Kris Holstrum, a research project coordinator with the program, said of the roughly 40 growers he works with in northern New Jersey—none of them organic producers—half a dozen had late blight on their plants, but for only two was the disease widespread enough to require crop destruction. South Jersey farms were more affected, he said. The blight, which is present in small quantities every year, is believed to have spread rapidly through the sale of infected tomato seedlings from big-box retail stores to home gardeners; from there, the airborne disease has traveled to farms and other home gardens, said Holstrum.
“Most of the commercial growers, we’ve caught it early enough and notified them that the organism is in the region, so they immediately began using fungicides to combat it,” Holstrum said. “As far as the markets go, I can’t imagine that quantity has been limited by the disease as much as it has been by the fact that the weather has been bloody awful.”

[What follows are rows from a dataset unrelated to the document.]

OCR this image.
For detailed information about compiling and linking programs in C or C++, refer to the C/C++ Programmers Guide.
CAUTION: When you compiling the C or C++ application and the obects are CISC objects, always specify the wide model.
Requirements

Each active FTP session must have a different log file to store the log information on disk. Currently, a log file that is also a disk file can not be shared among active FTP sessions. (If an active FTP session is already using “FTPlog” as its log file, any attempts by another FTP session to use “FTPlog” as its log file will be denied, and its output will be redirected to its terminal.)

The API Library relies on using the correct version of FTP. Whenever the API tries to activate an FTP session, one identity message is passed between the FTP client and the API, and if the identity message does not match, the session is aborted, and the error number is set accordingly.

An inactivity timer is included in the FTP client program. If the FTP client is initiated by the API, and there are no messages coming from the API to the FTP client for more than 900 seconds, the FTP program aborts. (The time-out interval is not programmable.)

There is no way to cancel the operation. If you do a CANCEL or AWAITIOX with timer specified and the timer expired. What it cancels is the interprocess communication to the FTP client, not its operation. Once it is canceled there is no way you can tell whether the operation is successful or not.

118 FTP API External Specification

Conver, of Cherry Grove, said that many organic growers use an approved copper fungicide to try to prevent late blight, but that he had not done so in part because “it is really expensive and time-consuming,” and because “late blight is such a potent disease,” and “organically there’s not a lot you can do about it.” Throughout the Northeast, other organic farmers have also lost tomato crops to blight.
With his crop being “absolutely disastrous,” Conver said he saw no point in raising his price of $3.25 a pound—or in charging more for other goods—in an attempt to recoup his losses.
“Tomatoes is it for us,” he said. “It’s pretty much a lost year.”
Conver said he got a lot of questions from customers on Sunday wondering about the absence of heirloom tomatoes at his stand, inquiries that soon turned to sympathy.
“I was actually touched by people’s concern about the financial well-being of the farm,” he said. “It was nice to see that people care.”
Conver, who said he has had time “to process” since the initial devastating “kick in the gut” of the blight diagnosis (confirmed by Rutgers Cooperative Extension), said it comes after seven “really good years” of farming, and that occasional crop failure comes with the job.
“We’ve always been frugal about saving our money specifically with this in mind,” he said. “If it’s not this, it could be drought, it could be a hailstorm. You never know what the year is going to bring.”
Next year he expects to feel more wary, and he is looking into crop insurance, but this year’s outcome “is what it is,” he said.
Rassweiler, of North Slope Farm, encouraged Summit consumers to continue to support farmers at the Sunday market, noting that the poor tomato weather was nevertheless good for greens, and that Conver, who worked at North Slope for several years before starting Cherry Grove, has excellent watermelons this year.
“If people want to have food grown in their surrounding region, then where it stands right now is that they really need to shop at farmer’s markets, and it’s a challenge when there’s a major crop failure,” Rassweiler said. “The way that local communities deal with that is the same way that farmers have to… you focus on another crop.”